Perlahan Mima bangkit dan merubah posisi duduknya menjadi menghadap ke arah Arlan, keduanya saling memandang satu sam lain. "Emang bener itu hak Bu Bella dia mau memilih berproses sama Bapak atau justru bersama dengan pria yang sudah siap menunggunya diatas. Tapi, ketika dia memilih salah satu diantara itu maka seharusnya dia juga siap dengan resiko yang akan dia dapatkan. Ya, dengan sikap Bapak yang gak bisa lagi seperti dulu." Kalimat yang terurai dari mulut Mima berhasil memberikan ketenangan bagi Arlan.

"Menurut kamu begitu? Apa itu gak kekanakan?" Mima tersenyum simpul sambil menggelengkan kepalanya.

"Enggak. Itu kan masalah hati, dan yang ngerasain sakitnya kayak apa Bapak sendiri bukan orang lain. Jadi, Bapak berhak mau menerima Bu Bella lagi atau enggak. Bapak juga berhak marah kalau merasa self space Bapak diganggu," jawabnya tanpa mengalihkan sedetikpun tatapannya dari sepasang obsidian milik Arlan.

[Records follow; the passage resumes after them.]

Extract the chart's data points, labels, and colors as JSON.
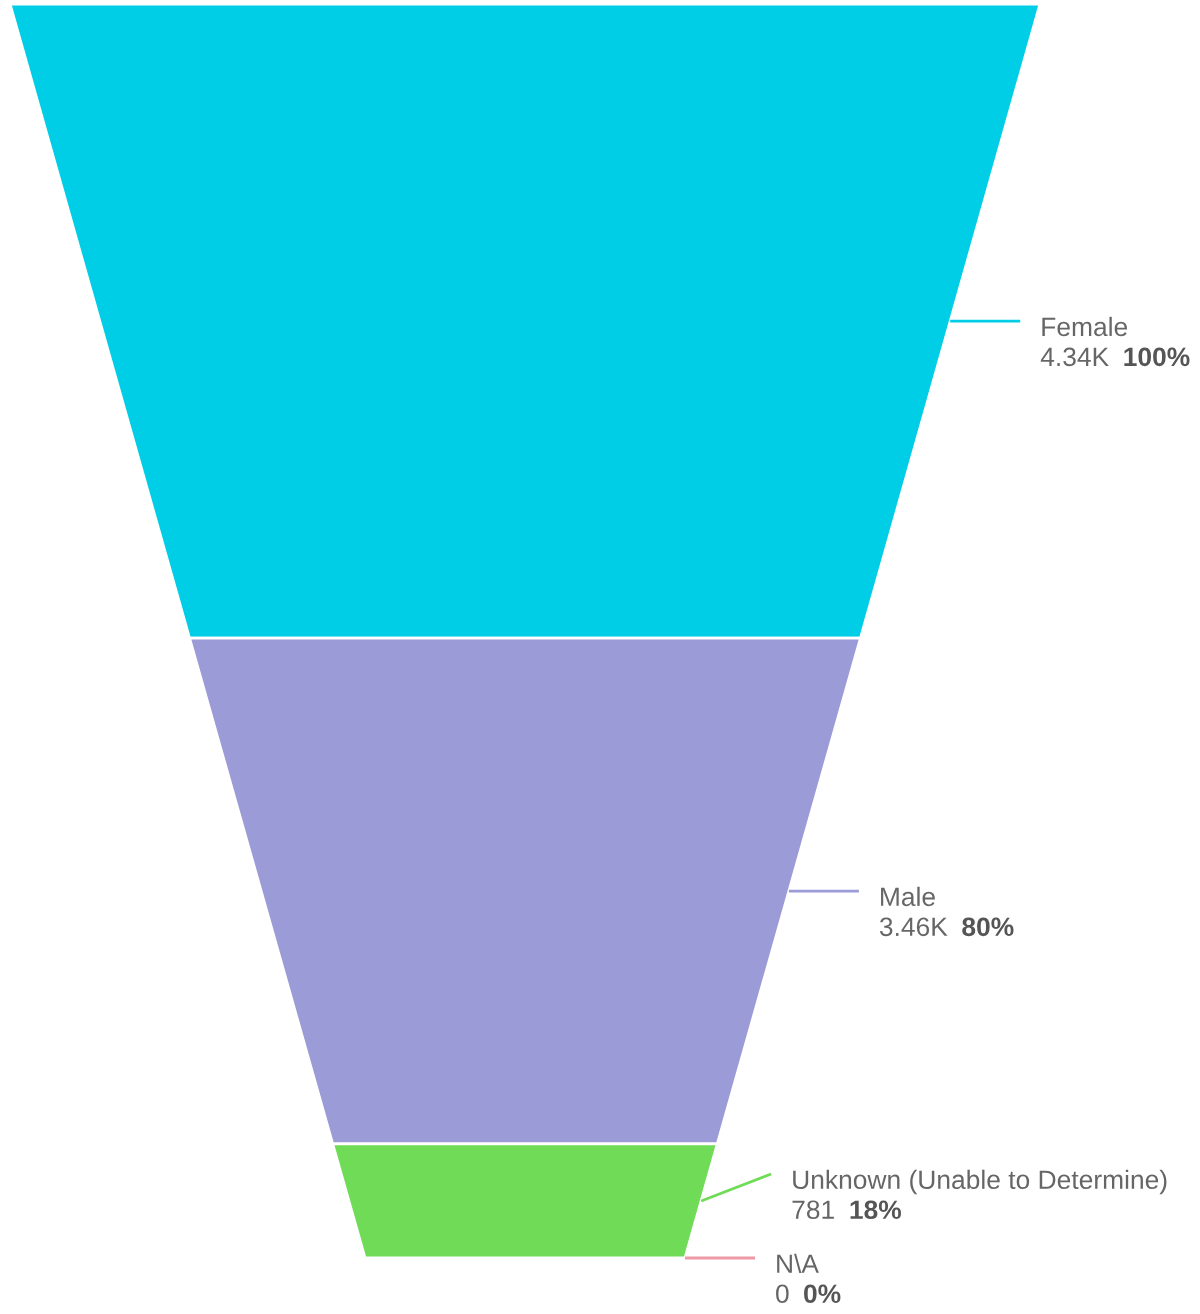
{
  "chart_data": {
    "type": "other",
    "categories": [
      "Female",
      "Male",
      "Unknown (Unable to Determine)",
      "N\\A"
    ],
    "values": [
      4340,
      3460,
      781,
      0
    ],
    "value_labels": [
      "4.34K 100%",
      "3.46K 80%",
      "781 18%",
      "0 0%"
    ],
    "colors": [
      "#00cde6",
      "#9b9bd7",
      "#6fdb57",
      "#ee9aa6"
    ]
  }
}
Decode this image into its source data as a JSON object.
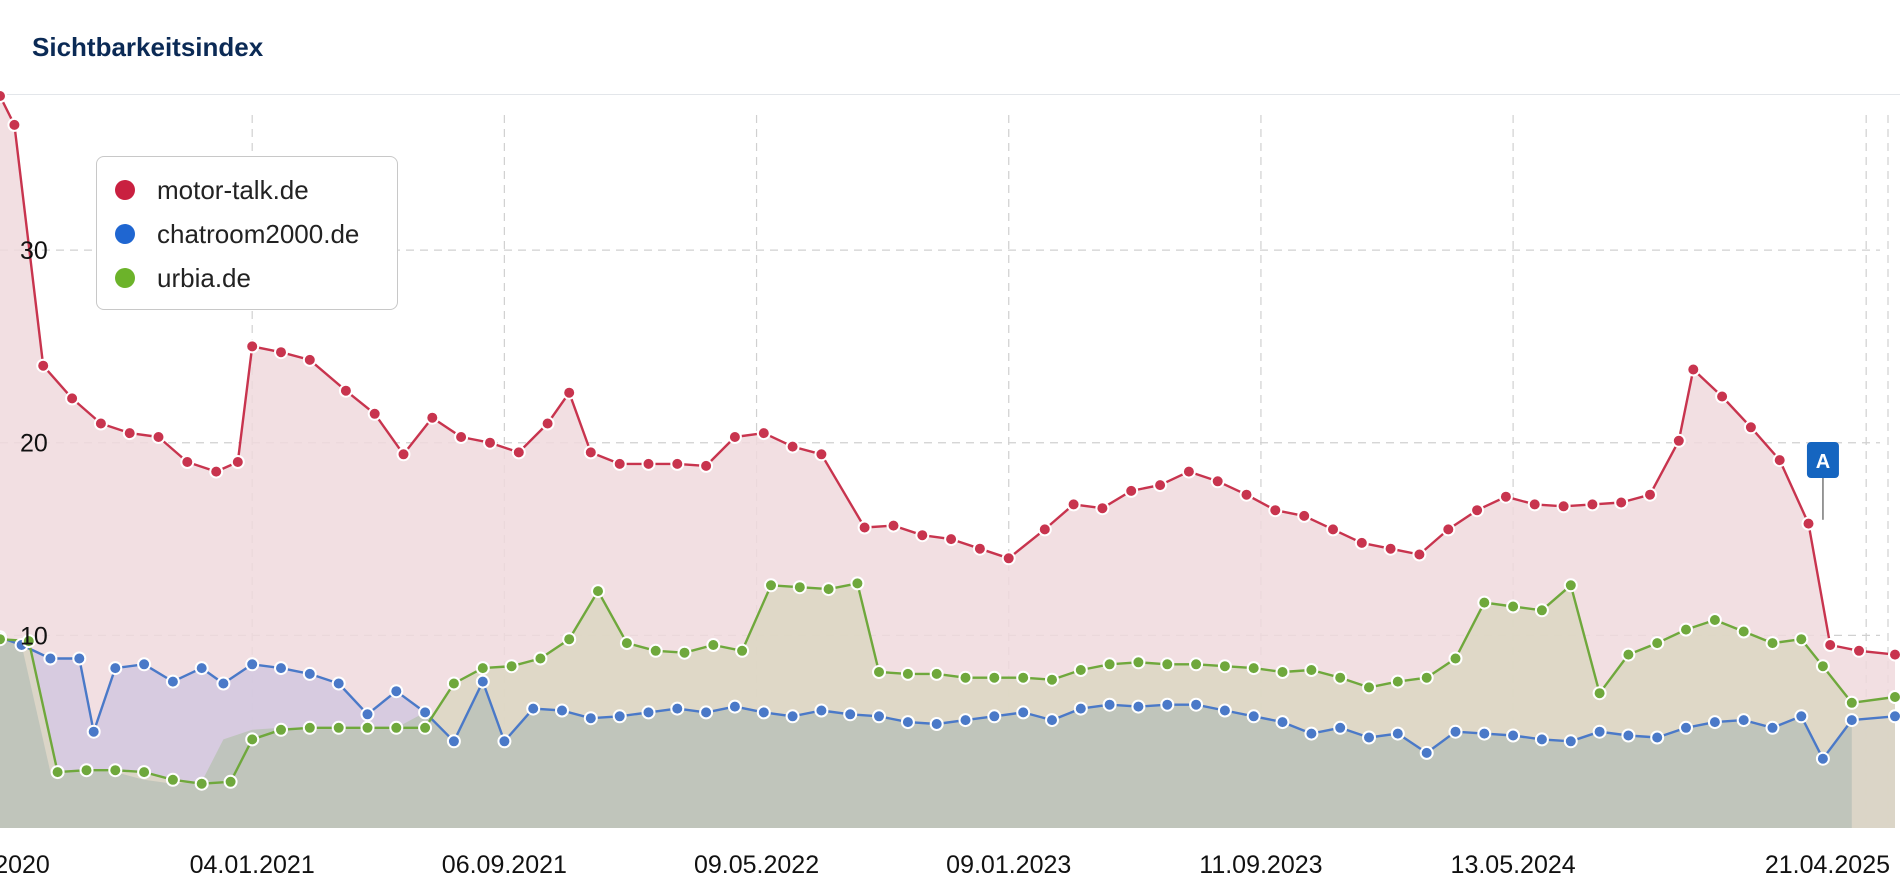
{
  "card": {
    "title": "Sichtbarkeitsindex"
  },
  "colors": {
    "motor": "#c8344e",
    "motor_dot": "#c92040",
    "motor_fill": "#f0d9dd",
    "chat": "#4a79c8",
    "chat_dot": "#1f66d1",
    "chat_fill": "#d2c8df",
    "urbia": "#6fa83c",
    "urbia_dot": "#6cb32a",
    "urbia_fill": "#dcd7c2",
    "base_fill": "#bdc3b9",
    "grid": "#d0d0d0",
    "marker": "#1565c0"
  },
  "chart_data": {
    "type": "area",
    "x_start": "2020-05-04",
    "x_end": "2025-05-19",
    "x_ticks": [
      "2020",
      "04.01.2021",
      "06.09.2021",
      "09.05.2022",
      "09.01.2023",
      "11.09.2023",
      "13.05.2024",
      "21.04.2025"
    ],
    "y_ticks": [
      "10",
      "20",
      "30"
    ],
    "ylim": [
      0,
      38
    ],
    "grid": true,
    "legend_position": "top-left",
    "series": [
      {
        "name": "motor-talk.de",
        "color_key": "motor",
        "points": [
          [
            "2020-05-04",
            38.0
          ],
          [
            "2020-05-18",
            36.5
          ],
          [
            "2020-06-15",
            24.0
          ],
          [
            "2020-07-13",
            22.3
          ],
          [
            "2020-08-10",
            21.0
          ],
          [
            "2020-09-07",
            20.5
          ],
          [
            "2020-10-05",
            20.3
          ],
          [
            "2020-11-02",
            19.0
          ],
          [
            "2020-11-30",
            18.5
          ],
          [
            "2020-12-21",
            19.0
          ],
          [
            "2021-01-04",
            25.0
          ],
          [
            "2021-02-01",
            24.7
          ],
          [
            "2021-03-01",
            24.3
          ],
          [
            "2021-04-05",
            22.7
          ],
          [
            "2021-05-03",
            21.5
          ],
          [
            "2021-05-31",
            19.4
          ],
          [
            "2021-06-28",
            21.3
          ],
          [
            "2021-07-26",
            20.3
          ],
          [
            "2021-08-23",
            20.0
          ],
          [
            "2021-09-20",
            19.5
          ],
          [
            "2021-10-18",
            21.0
          ],
          [
            "2021-11-08",
            22.6
          ],
          [
            "2021-11-29",
            19.5
          ],
          [
            "2021-12-27",
            18.9
          ],
          [
            "2022-01-24",
            18.9
          ],
          [
            "2022-02-21",
            18.9
          ],
          [
            "2022-03-21",
            18.8
          ],
          [
            "2022-04-18",
            20.3
          ],
          [
            "2022-05-16",
            20.5
          ],
          [
            "2022-06-13",
            19.8
          ],
          [
            "2022-07-11",
            19.4
          ],
          [
            "2022-08-22",
            15.6
          ],
          [
            "2022-09-19",
            15.7
          ],
          [
            "2022-10-17",
            15.2
          ],
          [
            "2022-11-14",
            15.0
          ],
          [
            "2022-12-12",
            14.5
          ],
          [
            "2023-01-09",
            14.0
          ],
          [
            "2023-02-13",
            15.5
          ],
          [
            "2023-03-13",
            16.8
          ],
          [
            "2023-04-10",
            16.6
          ],
          [
            "2023-05-08",
            17.5
          ],
          [
            "2023-06-05",
            17.8
          ],
          [
            "2023-07-03",
            18.5
          ],
          [
            "2023-07-31",
            18.0
          ],
          [
            "2023-08-28",
            17.3
          ],
          [
            "2023-09-25",
            16.5
          ],
          [
            "2023-10-23",
            16.2
          ],
          [
            "2023-11-20",
            15.5
          ],
          [
            "2023-12-18",
            14.8
          ],
          [
            "2024-01-15",
            14.5
          ],
          [
            "2024-02-12",
            14.2
          ],
          [
            "2024-03-11",
            15.5
          ],
          [
            "2024-04-08",
            16.5
          ],
          [
            "2024-05-06",
            17.2
          ],
          [
            "2024-06-03",
            16.8
          ],
          [
            "2024-07-01",
            16.7
          ],
          [
            "2024-07-29",
            16.8
          ],
          [
            "2024-08-26",
            16.9
          ],
          [
            "2024-09-23",
            17.3
          ],
          [
            "2024-10-21",
            20.1
          ],
          [
            "2024-11-04",
            23.8
          ],
          [
            "2024-12-02",
            22.4
          ],
          [
            "2024-12-30",
            20.8
          ],
          [
            "2025-01-27",
            19.1
          ],
          [
            "2025-02-24",
            15.8
          ],
          [
            "2025-03-17",
            9.5
          ],
          [
            "2025-04-14",
            9.2
          ],
          [
            "2025-05-19",
            9.0
          ]
        ]
      },
      {
        "name": "chatroom2000.de",
        "color_key": "chat",
        "points": [
          [
            "2020-05-04",
            9.9
          ],
          [
            "2020-05-25",
            9.5
          ],
          [
            "2020-06-22",
            8.8
          ],
          [
            "2020-07-20",
            8.8
          ],
          [
            "2020-08-03",
            5.0
          ],
          [
            "2020-08-24",
            8.3
          ],
          [
            "2020-09-21",
            8.5
          ],
          [
            "2020-10-19",
            7.6
          ],
          [
            "2020-11-16",
            8.3
          ],
          [
            "2020-12-07",
            7.5
          ],
          [
            "2021-01-04",
            8.5
          ],
          [
            "2021-02-01",
            8.3
          ],
          [
            "2021-03-01",
            8.0
          ],
          [
            "2021-03-29",
            7.5
          ],
          [
            "2021-04-26",
            5.9
          ],
          [
            "2021-05-24",
            7.1
          ],
          [
            "2021-06-21",
            6.0
          ],
          [
            "2021-07-19",
            4.5
          ],
          [
            "2021-08-16",
            7.6
          ],
          [
            "2021-09-06",
            4.5
          ],
          [
            "2021-10-04",
            6.2
          ],
          [
            "2021-11-01",
            6.1
          ],
          [
            "2021-11-29",
            5.7
          ],
          [
            "2021-12-27",
            5.8
          ],
          [
            "2022-01-24",
            6.0
          ],
          [
            "2022-02-21",
            6.2
          ],
          [
            "2022-03-21",
            6.0
          ],
          [
            "2022-04-18",
            6.3
          ],
          [
            "2022-05-16",
            6.0
          ],
          [
            "2022-06-13",
            5.8
          ],
          [
            "2022-07-11",
            6.1
          ],
          [
            "2022-08-08",
            5.9
          ],
          [
            "2022-09-05",
            5.8
          ],
          [
            "2022-10-03",
            5.5
          ],
          [
            "2022-10-31",
            5.4
          ],
          [
            "2022-11-28",
            5.6
          ],
          [
            "2022-12-26",
            5.8
          ],
          [
            "2023-01-23",
            6.0
          ],
          [
            "2023-02-20",
            5.6
          ],
          [
            "2023-03-20",
            6.2
          ],
          [
            "2023-04-17",
            6.4
          ],
          [
            "2023-05-15",
            6.3
          ],
          [
            "2023-06-12",
            6.4
          ],
          [
            "2023-07-10",
            6.4
          ],
          [
            "2023-08-07",
            6.1
          ],
          [
            "2023-09-04",
            5.8
          ],
          [
            "2023-10-02",
            5.5
          ],
          [
            "2023-10-30",
            4.9
          ],
          [
            "2023-11-27",
            5.2
          ],
          [
            "2023-12-25",
            4.7
          ],
          [
            "2024-01-22",
            4.9
          ],
          [
            "2024-02-19",
            3.9
          ],
          [
            "2024-03-18",
            5.0
          ],
          [
            "2024-04-15",
            4.9
          ],
          [
            "2024-05-13",
            4.8
          ],
          [
            "2024-06-10",
            4.6
          ],
          [
            "2024-07-08",
            4.5
          ],
          [
            "2024-08-05",
            5.0
          ],
          [
            "2024-09-02",
            4.8
          ],
          [
            "2024-09-30",
            4.7
          ],
          [
            "2024-10-28",
            5.2
          ],
          [
            "2024-11-25",
            5.5
          ],
          [
            "2024-12-23",
            5.6
          ],
          [
            "2025-01-20",
            5.2
          ],
          [
            "2025-02-17",
            5.8
          ],
          [
            "2025-03-10",
            3.6
          ],
          [
            "2025-04-07",
            5.6
          ],
          [
            "2025-05-19",
            5.8
          ]
        ]
      },
      {
        "name": "urbia.de",
        "color_key": "urbia",
        "points": [
          [
            "2020-05-04",
            9.8
          ],
          [
            "2020-06-01",
            9.7
          ],
          [
            "2020-06-29",
            2.9
          ],
          [
            "2020-07-27",
            3.0
          ],
          [
            "2020-08-24",
            3.0
          ],
          [
            "2020-09-21",
            2.9
          ],
          [
            "2020-10-19",
            2.5
          ],
          [
            "2020-11-16",
            2.3
          ],
          [
            "2020-12-14",
            2.4
          ],
          [
            "2021-01-04",
            4.6
          ],
          [
            "2021-02-01",
            5.1
          ],
          [
            "2021-03-01",
            5.2
          ],
          [
            "2021-03-29",
            5.2
          ],
          [
            "2021-04-26",
            5.2
          ],
          [
            "2021-05-24",
            5.2
          ],
          [
            "2021-06-21",
            5.2
          ],
          [
            "2021-07-19",
            7.5
          ],
          [
            "2021-08-16",
            8.3
          ],
          [
            "2021-09-13",
            8.4
          ],
          [
            "2021-10-11",
            8.8
          ],
          [
            "2021-11-08",
            9.8
          ],
          [
            "2021-12-06",
            12.3
          ],
          [
            "2022-01-03",
            9.6
          ],
          [
            "2022-01-31",
            9.2
          ],
          [
            "2022-02-28",
            9.1
          ],
          [
            "2022-03-28",
            9.5
          ],
          [
            "2022-04-25",
            9.2
          ],
          [
            "2022-05-23",
            12.6
          ],
          [
            "2022-06-20",
            12.5
          ],
          [
            "2022-07-18",
            12.4
          ],
          [
            "2022-08-15",
            12.7
          ],
          [
            "2022-09-05",
            8.1
          ],
          [
            "2022-10-03",
            8.0
          ],
          [
            "2022-10-31",
            8.0
          ],
          [
            "2022-11-28",
            7.8
          ],
          [
            "2022-12-26",
            7.8
          ],
          [
            "2023-01-23",
            7.8
          ],
          [
            "2023-02-20",
            7.7
          ],
          [
            "2023-03-20",
            8.2
          ],
          [
            "2023-04-17",
            8.5
          ],
          [
            "2023-05-15",
            8.6
          ],
          [
            "2023-06-12",
            8.5
          ],
          [
            "2023-07-10",
            8.5
          ],
          [
            "2023-08-07",
            8.4
          ],
          [
            "2023-09-04",
            8.3
          ],
          [
            "2023-10-02",
            8.1
          ],
          [
            "2023-10-30",
            8.2
          ],
          [
            "2023-11-27",
            7.8
          ],
          [
            "2023-12-25",
            7.3
          ],
          [
            "2024-01-22",
            7.6
          ],
          [
            "2024-02-19",
            7.8
          ],
          [
            "2024-03-18",
            8.8
          ],
          [
            "2024-04-15",
            11.7
          ],
          [
            "2024-05-13",
            11.5
          ],
          [
            "2024-06-10",
            11.3
          ],
          [
            "2024-07-08",
            12.6
          ],
          [
            "2024-08-05",
            7.0
          ],
          [
            "2024-09-02",
            9.0
          ],
          [
            "2024-09-30",
            9.6
          ],
          [
            "2024-10-28",
            10.3
          ],
          [
            "2024-11-25",
            10.8
          ],
          [
            "2024-12-23",
            10.2
          ],
          [
            "2025-01-20",
            9.6
          ],
          [
            "2025-02-17",
            9.8
          ],
          [
            "2025-03-10",
            8.4
          ],
          [
            "2025-04-07",
            6.5
          ],
          [
            "2025-05-19",
            6.8
          ]
        ]
      }
    ],
    "annotations": [
      {
        "label": "A",
        "date": "2025-03-10"
      }
    ]
  }
}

Arlan menarik tiap sudut bibirnya hingga membentuk kurva manis. Akhir-akhir ini, mendengar kalimat bijak yang tercetus dari mulut Mima memberikan reaksi tersendiri pada perasaan Arlan. Wanita itu tahu bagaimana cara menenangkan orang lain tanpa menghakimi pihak manapun. Rasanya seperti candu mendengar suara Mima untuk waktu lebih lama lagi.

"Mima?"

"Ya, Pak?"

Mima menautkan sebelah alisnya saat Arlan tak kunjung bicara dan hanya memperhatikannya. Sampai akhirnya pria itu berdiri lalu secara tiba-tiba memeluknya dengan erat. Tindakan yang terkesan mendadak itu membuat tubuh Mima mematung, pria itu bahkan tak izin dulu.